Defendants contend that Plaintiff first had to submit a Faith Group Affiliation Declaration Form (“Form”) requesting a change of religion before he could properly file a grievance. (Mot. for Recons. 11:3–15). Defendants further allege that there is no evidence that Plaintiff complied with the above requirement,5 and therefore, Plaintiff failed to exhaust his administrative remedies. (Id. 11:19–22). While Defendants cite Administrative Regulation (“AR”) 810.3 as the authority mandating that the Form be submitted prior to filing a grievance, Defendants do not indicate which part of AR 810.3’s language creates this requirement, and the Court cannot locate it. (Id. 11:3–18).

Defendants also briefly mention that Plaintiff could have satisfied the purported requirement by filing “a religious request for his Native American accommodation as required by AR 810.3.D (New or Additional Religious Service/Meeting).” (Id. 11:18–22). However, a review of part D shows that it is inapplicable in the context of this case as it merely outlines the procedures that inmates must comply with when requesting that the prison in which they are housed add a new or additional religious service. (See AR 810.3 at 15–16, ECF No. 15-1). Here, Plaintiff’s request is that he be allowed to participate in Native American religious ceremonies—ceremonies which are already regularly held at the prison where he is housed. Defendants’ argument that Plaintiff failed to exhaust his administrative remedies is therefore unsupported. Accordingly, Defendants’ Motion for Reconsideration is DENIED.


IT IS HEREBY ORDERED that Plaintiff’s Motion to Extend Time, (ECF No. 27), is GRANTED nunc pro tunc.

IT IS FURTHER ORDERED that Defendants’ Motion to Stay Enforcement of Preliminary Injunction, (ECF No. 23), is DENIED.

IT IS FURTHER ORDERED that Defendants’ Motion for Reconsideration, (ECF No. 28), is DENIED.

DATED this 6 day of December, 2018.

All Citations
Slip Copy, 2018 WL 6435328



Plaintiff filed a Motion to Extend Time to Respond to Defendant’s Motion for Stay of Enforcement of Preliminary Injunction, (ECF No. 27). For good cause appearing, Plaintiff’s Motion to Extend Time is GRANTED nunc pro tunc.
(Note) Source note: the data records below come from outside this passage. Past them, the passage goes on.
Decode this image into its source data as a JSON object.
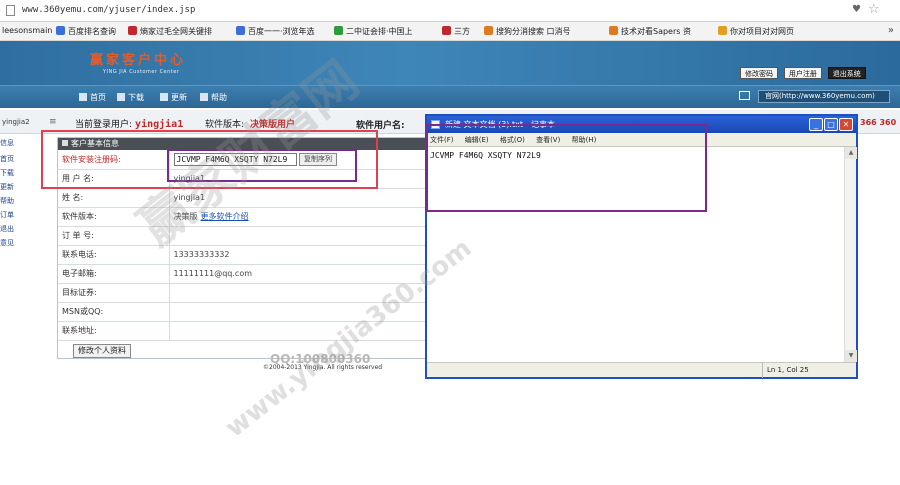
{
  "browser": {
    "url": "www.360yemu.com/yjuser/index.jsp",
    "bookmarks": [
      {
        "label": "leesonsmain",
        "color": "#888888"
      },
      {
        "label": "百度排名查询",
        "color": "#3a6fd8"
      },
      {
        "label": "熵家过毛全网关键排",
        "color": "#c0282a"
      },
      {
        "label": "百度一一·浏览年选",
        "color": "#3a6fd8"
      },
      {
        "label": "二中证会排·中国上",
        "color": "#2e9a3a"
      },
      {
        "label": "三方",
        "color": "#c0282a"
      },
      {
        "label": "搜狗分消搜索 口消号",
        "color": "#e07a20"
      },
      {
        "label": "技术对看Sapers 资",
        "color": "#e07a20"
      },
      {
        "label": "你对项目对对网页",
        "color": "#e0a020"
      }
    ]
  },
  "site": {
    "logo": "赢家客户中心",
    "logo_sub": "YING JIA Customer Center",
    "header_buttons": [
      "修改密码",
      "用户注册",
      "退出系统"
    ],
    "nav": [
      "首页",
      "下载",
      "更新",
      "帮助"
    ],
    "nav_right": "官网(http://www.360yemu.com)"
  },
  "status": {
    "left_id": "yingjia2",
    "current_label": "当前登录用户:",
    "current_user": "yingjia1",
    "version_label": "软件版本:",
    "version": "决策版用户",
    "software_user_label": "软件用户名:",
    "edge_number": "366 360"
  },
  "sidebar": [
    "信息",
    "首页",
    "下载",
    "更新",
    "帮助",
    "订单",
    "退出",
    "意见"
  ],
  "panel": {
    "title": "客户基本信息",
    "rows": [
      {
        "label": "软件安装注册码:",
        "value": "JCVMP F4M6Q XSQTY N72L9",
        "copy": "复制序列"
      },
      {
        "label": "用 户 名:",
        "value": "yingjia1"
      },
      {
        "label": "姓    名:",
        "value": "yingjia1"
      },
      {
        "label": "软件版本:",
        "value": "决策版",
        "link": "更多软件介绍"
      },
      {
        "label": "订 单 号:",
        "value": ""
      },
      {
        "label": "联系电话:",
        "value": "13333333332"
      },
      {
        "label": "电子邮箱:",
        "value": "11111111@qq.com"
      },
      {
        "label": "目标证券:",
        "value": ""
      },
      {
        "label": "MSN或QQ:",
        "value": ""
      },
      {
        "label": "联系地址:",
        "value": ""
      }
    ],
    "edit_button": "修改个人资料"
  },
  "footer": {
    "copyright": "©2004-2013 YingJia. All rights reserved",
    "qq": "QQ:100800360"
  },
  "notepad": {
    "title": "新建 文本文档 (3).txt - 记事本",
    "menu": [
      "文件(F)",
      "编辑(E)",
      "格式(O)",
      "查看(V)",
      "帮助(H)"
    ],
    "content": "JCVMP F4M6Q XSQTY N72L9",
    "status_pos": "Ln 1, Col 25"
  },
  "watermark": {
    "main": "赢家财富网",
    "url": "www.yingjia360.com"
  },
  "colors": {
    "header_blue": "#3f86b8",
    "highlight_red": "#e04050",
    "highlight_purple": "#7a2a8a",
    "notepad_blue": "#1f4fc4"
  }
}
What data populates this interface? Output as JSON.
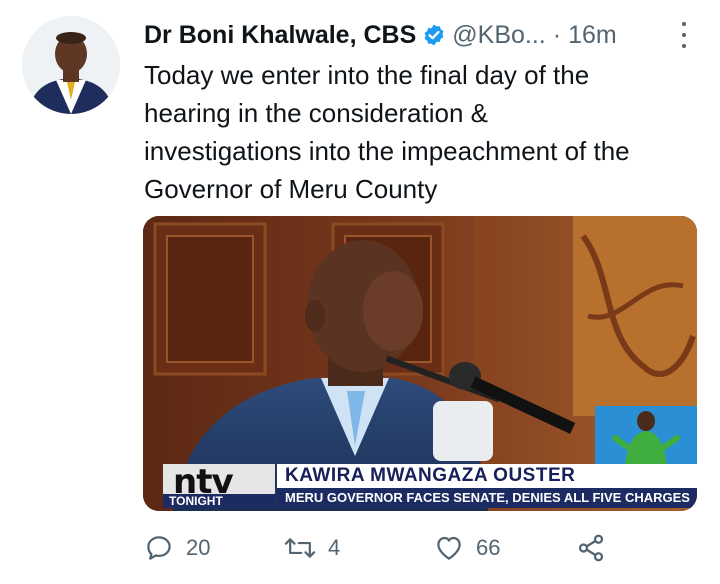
{
  "author": {
    "name": "Dr Boni Khalwale, CBS",
    "handle": "@KBo...",
    "separator": "·",
    "time": "16m",
    "verified": true
  },
  "tweet": {
    "text": "Today we enter into the final day of the\nhearing in the consideration &\ninvestigations into the impeachment of the\nGovernor  of Meru County"
  },
  "media": {
    "logo": "ntv",
    "logo_sub": "TONIGHT",
    "headline": "KAWIRA MWANGAZA OUSTER",
    "subheadline": "MERU GOVERNOR FACES SENATE, DENIES ALL FIVE CHARGES"
  },
  "actions": {
    "reply_count": "20",
    "retweet_count": "4",
    "like_count": "66"
  },
  "colors": {
    "verified": "#1d9bf0",
    "icon_gray": "#536471",
    "banner_navy": "#1d2b63"
  }
}
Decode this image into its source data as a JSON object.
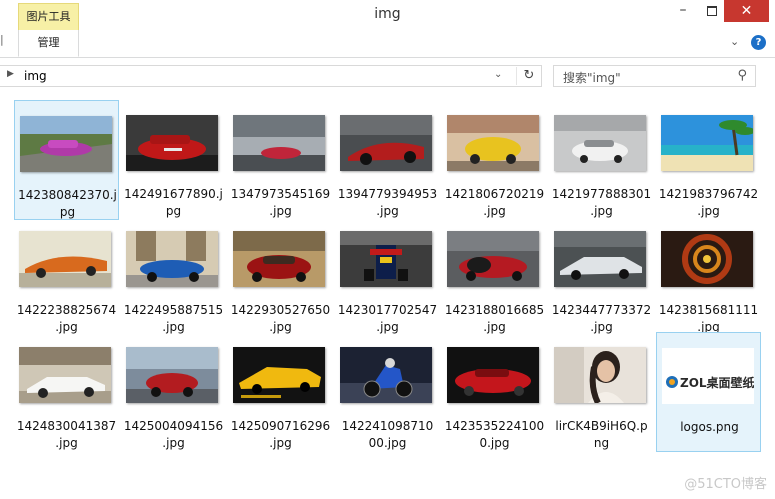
{
  "title_bar": {
    "context_tab": "图片工具",
    "window_title": "img",
    "minimize": "–",
    "close": "✕"
  },
  "ribbon": {
    "active_tab": "管理"
  },
  "address_bar": {
    "current_folder": "img",
    "search_placeholder": "搜索\"img\""
  },
  "files": [
    {
      "line1": "142380842370.j",
      "line2": "pg",
      "thumb": "purple-car-track",
      "selected": true
    },
    {
      "line1": "142491677890.j",
      "line2": "pg",
      "thumb": "red-camaro"
    },
    {
      "line1": "1347973545169",
      "line2": ".jpg",
      "thumb": "red-roadster-cloudy"
    },
    {
      "line1": "1394779394953",
      "line2": ".jpg",
      "thumb": "red-concept-dark"
    },
    {
      "line1": "1421806720219",
      "line2": ".jpg",
      "thumb": "yellow-beetle"
    },
    {
      "line1": "1421977888301",
      "line2": ".jpg",
      "thumb": "white-bugatti"
    },
    {
      "line1": "1421983796742",
      "line2": ".jpg",
      "thumb": "beach-palms"
    },
    {
      "line1": "1422238825674",
      "line2": ".jpg",
      "thumb": "orange-concept"
    },
    {
      "line1": "1422495887515",
      "line2": ".jpg",
      "thumb": "blue-sports-car"
    },
    {
      "line1": "1422930527650",
      "line2": ".jpg",
      "thumb": "red-mclaren"
    },
    {
      "line1": "1423017702547",
      "line2": ".jpg",
      "thumb": "f1-car"
    },
    {
      "line1": "1423188016685",
      "line2": ".jpg",
      "thumb": "red-bugatti-showroom"
    },
    {
      "line1": "1423447773372",
      "line2": ".jpg",
      "thumb": "silver-lamborghini"
    },
    {
      "line1": "1423815681111",
      "line2": ".jpg",
      "thumb": "abstract-spiral"
    },
    {
      "line1": "1424830041387",
      "line2": ".jpg",
      "thumb": "white-lamborghini"
    },
    {
      "line1": "1425004094156",
      "line2": ".jpg",
      "thumb": "red-car-street"
    },
    {
      "line1": "1425090716296",
      "line2": ".jpg",
      "thumb": "yellow-huracan"
    },
    {
      "line1": "142241098710",
      "line2": "00.jpg",
      "thumb": "motorcycle"
    },
    {
      "line1": "1423535224100",
      "line2": "0.jpg",
      "thumb": "red-coupe"
    },
    {
      "line1": "lirCK4B9iH6Q.p",
      "line2": "ng",
      "thumb": "woman-portrait"
    },
    {
      "line1": "logos.png",
      "line2": "",
      "thumb": "zol-logo",
      "selected": true,
      "logo_text": "ZOL桌面壁纸"
    }
  ],
  "watermark": "@51CTO博客"
}
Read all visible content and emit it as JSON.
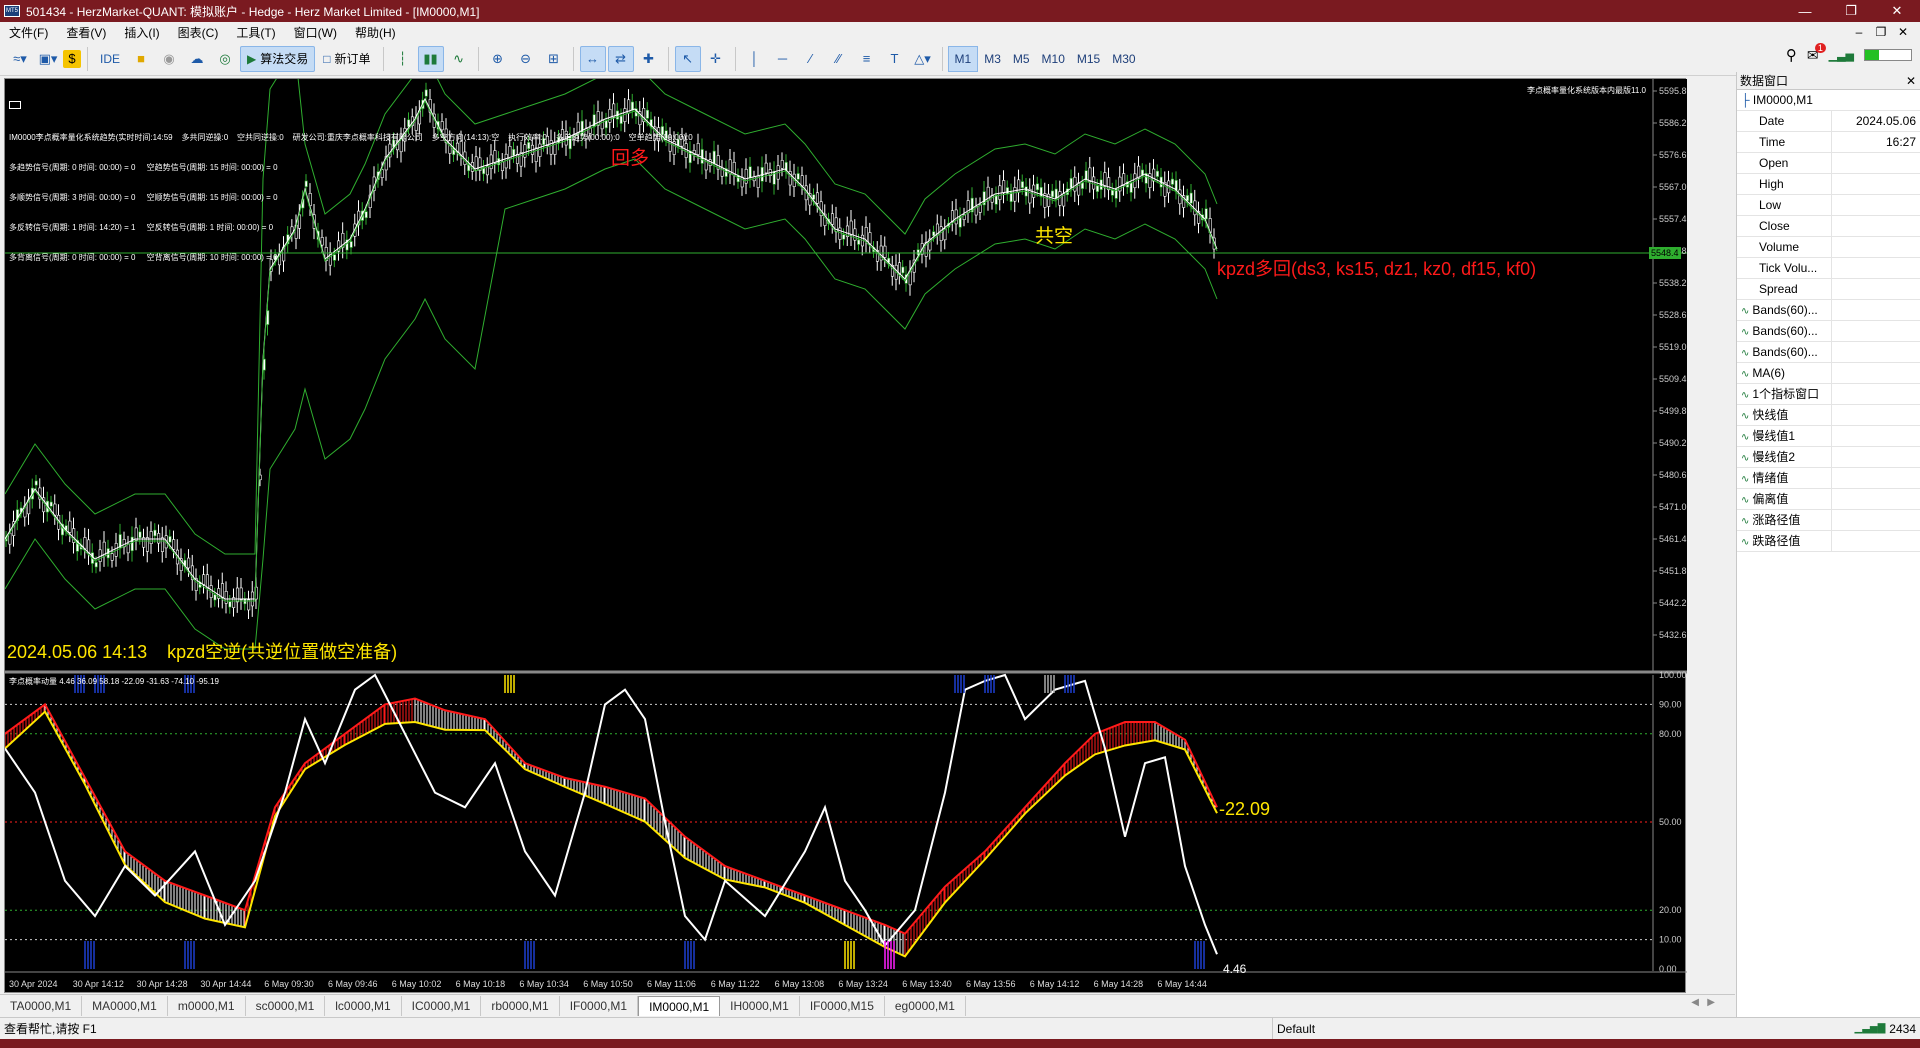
{
  "window": {
    "title": "501434 - HerzMarket-QUANT: 模拟账户 - Hedge - Herz Market Limited - [IM0000,M1]"
  },
  "menu": [
    "文件(F)",
    "查看(V)",
    "插入(I)",
    "图表(C)",
    "工具(T)",
    "窗口(W)",
    "帮助(H)"
  ],
  "toolbar": {
    "ide": "IDE",
    "algo": "算法交易",
    "neworder": "新订单",
    "timeframes": [
      "M1",
      "M3",
      "M5",
      "M10",
      "M15",
      "M30"
    ],
    "notif": "1"
  },
  "chart": {
    "yticks": [
      "5595.8",
      "5586.2",
      "5576.6",
      "5567.0",
      "5557.4",
      "5547.8",
      "5538.2",
      "5528.6",
      "5519.0",
      "5509.4",
      "5499.8",
      "5490.2",
      "5480.6",
      "5471.0",
      "5461.4",
      "5451.8",
      "5442.2",
      "5432.6"
    ],
    "price_tag": "5548.4",
    "sub_yticks": [
      "100.00",
      "90.00",
      "80.00",
      "50.00",
      "20.00",
      "10.00",
      "0.00"
    ],
    "xticks": [
      "30 Apr 2024",
      "30 Apr 14:12",
      "30 Apr 14:28",
      "30 Apr 14:44",
      "6 May 09:30",
      "6 May 09:46",
      "6 May 10:02",
      "6 May 10:18",
      "6 May 10:34",
      "6 May 10:50",
      "6 May 11:06",
      "6 May 11:22",
      "6 May 13:08",
      "6 May 13:24",
      "6 May 13:40",
      "6 May 13:56",
      "6 May 14:12",
      "6 May 14:28",
      "6 May 14:44"
    ],
    "info_lines": [
      "IM0000李点概率量化系统趋势(实时时间:14:59    多共同逆操:0    空共同逆操:0    研发公司:重庆李点概率科技有限公司    多空方向(14:13):空    执行效率:0    多单趋势(00:00):0    空单趋势(00:00):0",
      "多趋势信号(周期: 0 时间: 00:00) = 0     空趋势信号(周期: 15 时间: 00:00) = 0",
      "多顺势信号(周期: 3 时间: 00:00) = 0     空顺势信号(周期: 15 时间: 00:00) = 0",
      "多反转信号(周期: 1 时间: 14:20) = 1     空反转信号(周期: 1 时间: 00:00) = 0",
      "多背离信号(周期: 0 时间: 00:00) = 0     空背离信号(周期: 10 时间: 00:00) = 0"
    ],
    "version_label": "李点概率量化系统版本内最版11.0",
    "label_huiduo": "回多",
    "label_gongkong": "共空",
    "signal_text": "kpzd多回(ds3, ks15, dz1, kz0, df15, kf0)",
    "bottom_date": "2024.05.06 14:13",
    "bottom_text": "kpzd空逆(共逆位置做空准备)",
    "sub_title": "李点概率动量 4.46 36.09 58.18 -22.09 -31.63 -74.10 -95.19",
    "sub_value": "-22.09",
    "sub_value2": "4.46",
    "colors": {
      "bands": "#2fae2f",
      "ma": "#ffffff",
      "bull": "#ffffff",
      "bear": "#ff2020",
      "yellow": "#ffe600",
      "red": "#ff1a1a"
    }
  },
  "tabs": [
    "TA0000,M1",
    "MA0000,M1",
    "m0000,M1",
    "sc0000,M1",
    "lc0000,M1",
    "IC0000,M1",
    "rb0000,M1",
    "IF0000,M1",
    "IM0000,M1",
    "IH0000,M1",
    "IF0000,M15",
    "eg0000,M1"
  ],
  "active_tab": "IM0000,M1",
  "status": {
    "help": "查看帮忙,请按 F1",
    "profile": "Default",
    "conn": "2434"
  },
  "datawin": {
    "title": "数据窗口",
    "symbol": "IM0000,M1",
    "rows": [
      {
        "k": "Date",
        "v": "2024.05.06"
      },
      {
        "k": "Time",
        "v": "16:27"
      },
      {
        "k": "Open",
        "v": ""
      },
      {
        "k": "High",
        "v": ""
      },
      {
        "k": "Low",
        "v": ""
      },
      {
        "k": "Close",
        "v": ""
      },
      {
        "k": "Volume",
        "v": ""
      },
      {
        "k": "Tick Volu...",
        "v": ""
      },
      {
        "k": "Spread",
        "v": ""
      }
    ],
    "indicators": [
      "Bands(60)...",
      "Bands(60)...",
      "Bands(60)...",
      "MA(6)",
      "1个指标窗口",
      "快线值",
      "慢线值1",
      "慢线值2",
      "情绪值",
      "偏离值",
      "涨路径值",
      "跌路径值"
    ]
  }
}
Defendants have filed a Motion for Reconsideration, (ECF No. 28), and the instant Order provides a ruling on said Motion. Accordingly, to the extent Defendants’ Motion for Stay requests that enforcement of the preliminary injunction be stayed pending Defendants’ filing of a motion for reconsideration and the Court’s ruling on the same, Defendants’ Motion for Stay is DENIED as moot.


Defendants also argue that the Court should grant a stay so that “Defendants have appropriate time and resources to implement” the preliminary injunction. (Mot. for Stay 8:2–3). Defendants give little detail as to what changes they would have to implement, only briefly mentioning “staffing and security procedures” and necessary “financial outlays.” (Id. 8:5, 8:20–21). Similarly, Defendants do not state the length of time they are requesting. Accordingly, Defendants’ request is denied.


The Court has already made determinations regarding the “compelling governmental interest” and “least restrictive means” tests codified at 42 U.S.C. § 2000cc–1(a), and will not repeat its analysis here. (See Order 4:14–5:7).


In his Response to the Motion for Reconsideration, Plaintiff asserts that he submitted a Form prior to filing a grievance and provides supporting evidence. (Resp. at 5–7, ECF No. 33). However, at this stage in litigation, the Court need not make findings on this issue.